2. The toner stirring device according to claim 1, wherein

the stirring member is a first stirring member,

the elastic sheet is a first elastic sheet,

the toner stirring device further includes:

a second stirring member that is rotated around the rotation axis to stir the toner inside the toner storage, extends to a radially outer peripheral side, and is arranged in a manner shifted from the first stirring member by a predetermined angle in the rotation direction; and

a second elastic sheet that has one end fixed to a part on a front side part in the rotation direction of the second stirring member and extends to an outer peripheral side along the second stirring member,

the second elastic sheet includes a through hole at a position corresponding to a tip part of the second stirring member, and

the tip part of the second stirring member passes through the through hole of the second elastic sheet when the second elastic sheet is rotated together with the second stirring member in a state in which an outer peripheral side part of the second elastic sheet contacts, on the more rear side in the rotation direction than the second stirring member, the inner wall of the toner storage.
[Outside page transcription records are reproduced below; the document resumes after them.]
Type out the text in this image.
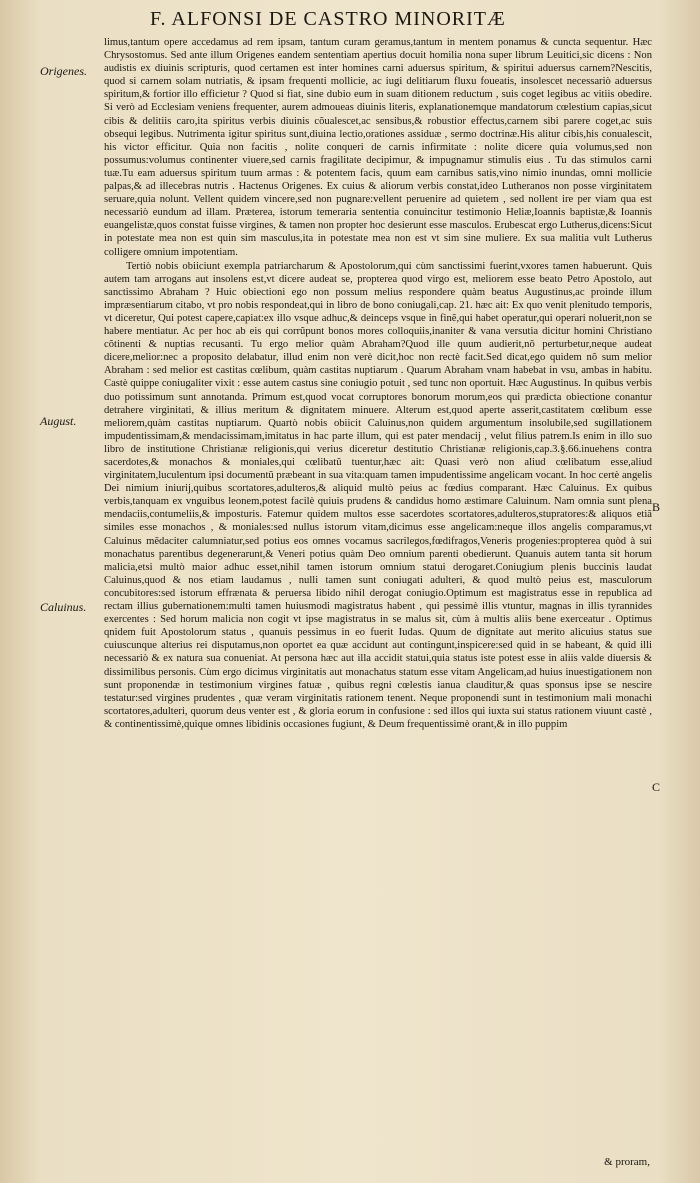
F. ALFONSI DE CASTRO MINORITÆ
Origenes.
August.
Caluinus.
B
C

limus,tantum opere accedamus ad rem ipsam, tantum curam geramus,tantum in mentem ponamus & cuncta sequentur. Hæc Chrysostomus. Sed ante illum Origenes eandem sententiam apertius docuit homilia nona super librum Leuitici,sic dicens : Non audistis ex diuinis scripturis, quod certamen est inter homines carni aduersus spiritum, & spiritui aduersus carnem?Nescitis, quod si carnem solam nutriatis, & ipsam frequenti mollicie, ac iugi delitiarum fluxu foueatis, insolescet necessariò aduersus spiritum,& fortior illo efficietur ? Quod si fiat, sine dubio eum in suam ditionem reductum , suis coget legibus ac vitiis obedire. Si verò ad Ecclesiam veniens frequenter, aurem admoueas diuinis literis, explanationemque mandatorum cœlestium capias,sicut cibis & delitiis caro,ita spiritus verbis diuinis cõualescet,ac sensibus,& robustior effectus,carnem sibi parere coget,ac suis obsequi legibus. Nutrimenta igitur spiritus sunt,diuina lectio,orationes assiduæ , sermo doctrinæ.His alitur cibis,his conualescit, his victor efficitur. Quia non facitis , nolite conqueri de carnis infirmitate : nolite dicere quia volumus,sed non possumus:volumus continenter viuere,sed carnis fragilitate decipimur, & impugnamur stimulis eius . Tu das stimulos carni tuæ.Tu eam aduersus spiritum tuum armas : & potentem facis, quum eam carnibus satis,vino nimio inundas, omni mollicie palpas,& ad illecebras nutris . Hactenus Origenes. Ex cuius & aliorum verbis constat,ideo Lutheranos non posse virginitatem seruare,quia nolunt. Vellent quidem vincere,sed non pugnare:vellent peruenire ad quietem , sed nollent ire per viam qua est necessariò eundum ad illam. Præterea, istorum temeraria sententia conuincitur testimonio Heliæ,Ioannis baptistæ,& Ioannis euangelistæ,quos constat fuisse virgines, & tamen non propter hoc desierunt esse masculos. Erubescat ergo Lutherus,dicens:Sicut in potestate mea non est quin sim masculus,ita in potestate mea non est vt sim sine muliere. Ex sua malitia vult Lutherus colligere omnium impotentiam.

Tertiò nobis obiiciunt exempla patriarcharum & Apostolorum,qui cùm sanctissimi fuerint,vxores tamen habuerunt. Quis autem tam arrogans aut insolens est,vt dicere audeat se, propterea quod virgo est, meliorem esse beato Petro Apostolo, aut sanctissimo Abraham ? Huic obiectioni ego non possum melius respondere quàm beatus Augustinus,ac proinde illum impræsentiarum citabo, vt pro nobis respondeat,qui in libro de bono coniugali,cap. 21. hæc ait: Ex quo venit plenitudo temporis, vt diceretur, Qui potest capere,capiat:ex illo vsque adhuc,& deinceps vsque in finẽ,qui habet operatur,qui operari noluerit,non se habere mentiatur. Ac per hoc ab eis qui corrũpunt bonos mores colloquiis,inaniter & vana versutia dicitur homini Christiano cõtinenti & nuptias recusanti. Tu ergo melior quàm Abraham?Quod ille quum audierit,nõ perturbetur,neque audeat dicere,melior:nec a proposito delabatur, illud enim non verè dicit,hoc non rectè facit.Sed dicat,ego quidem nõ sum melior Abraham : sed melior est castitas cœlibum, quàm castitas nuptiarum . Quarum Abraham vnam habebat in vsu, ambas in habitu. Castè quippe coniugaliter vixit : esse autem castus sine coniugio potuit , sed tunc non oportuit. Hæc Augustinus. In quibus verbis duo potissimum sunt annotanda. Primum est,quod vocat corruptores bonorum morum,eos qui prædicta obiectione conantur detrahere virginitati, & illius meritum & dignitatem minuere. Alterum est,quod aperte asserit,castitatem cœlibum esse meliorem,quàm castitas nuptiarum. Quartò nobis obiicit Caluinus,non quidem argumentum insolubile,sed sugillationem impudentissimam,& mendacissimam,imitatus in hac parte illum, qui est pater mendacij , velut filius patrem.Is enim in illo suo libro de institutione Christianæ religionis,qui verius diceretur destitutio Christianæ religionis,cap.3.§.66.inuehens contra sacerdotes,& monachos & moniales,qui cœlibatũ tuentur,hæc ait: Quasi verò non aliud cœlibatum esse,aliud virginitatem,luculentum ipsi documentũ præbeant in sua vita:quam tamen impudentissime angelicam vocant. In hoc certè angelis Dei nimium iniurij,quibus scortatores,adulteros,& aliquid multò peius ac fœdius comparant. Hæc Caluinus. Ex quibus verbis,tanquam ex vnguibus leonem,potest facilè quiuis prudens & candidus homo æstimare Caluinum. Nam omnia sunt plena mendaciis,contumeliis,& imposturis. Fatemur quidem multos esse sacerdotes scortatores,adulteros,stupratores:& aliquos etiã similes esse monachos , & moniales:sed nullus istorum vitam,dicimus esse angelicam:neque illos angelis comparamus,vt Caluinus mẽdaciter calumniatur,sed potius eos omnes vocamus sacrilegos,fœdifragos,Veneris progenies:propterea quòd à sui monachatus parentibus degenerarunt,& Veneri potius quàm Deo omnium parenti obedierunt. Quanuis autem tanta sit horum malicia,etsi multò maior adhuc esset,nihil tamen istorum omnium statui derogaret.Coniugium plenis buccinis laudat Caluinus,quod & nos etiam laudamus , nulli tamen sunt coniugati adulteri, & quod multò peius est, masculorum concubitores:sed istorum effrænata & peruersa libido nihil derogat coniugio.Optimum est magistratus esse in republica ad rectam illius gubernationem:multi tamen huiusmodi magistratus habent , qui pessimè illis vtuntur, magnas in illis tyrannides exercentes : Sed horum malicia non cogit vt ipse magistratus in se malus sit, cùm à multis aliis bene exerceatur . Optimus qnidem fuit Apostolorum status , quanuis pessimus in eo fuerit Iudas. Quum de dignitate aut merito alicuius status sue cuiuscunque alterius rei disputamus,non oportet ea quæ accidunt aut contingunt,inspicere:sed quid in se habeant, & quid illi necessariò & ex natura sua conueniat. At persona hæc aut illa accidit statui,quia status iste potest esse in aliis valde diuersis & dissimilibus personis. Cùm ergo dicimus virginitatis aut monachatus statum esse vitam Angelicam,ad huius inuestigationem non sunt proponendæ in testimonium virgines fatuæ , quibus regni cœlestis ianua clauditur,& quas sponsus ipse se nescire testatur:sed virgines prudentes , quæ veram virginitatis rationem tenent. Neque proponendi sunt in testimonium mali monachi scortatores,adulteri, quorum deus venter est , & gloria eorum in confusione : sed illos qui iuxta sui status rationem viuunt castè , & continentissimè,quique omnes libidinis occasiones fugiunt, & Deum frequentissimè orant,& in illo puppim

& proram,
3. The toner stirring device according to claim 1, wherein the elastic sheet has, in a cross section perpendicular to the axial direction of the rotation axis, a length equal to or longer than a length that enables an outer peripheral side end part of the elastic sheet to contact an entire perimeter of the inner wall of the toner storage at the time of rotation of the elastic sheet.

4. An image forming apparatus comprising the toner stirring device according to claim 1.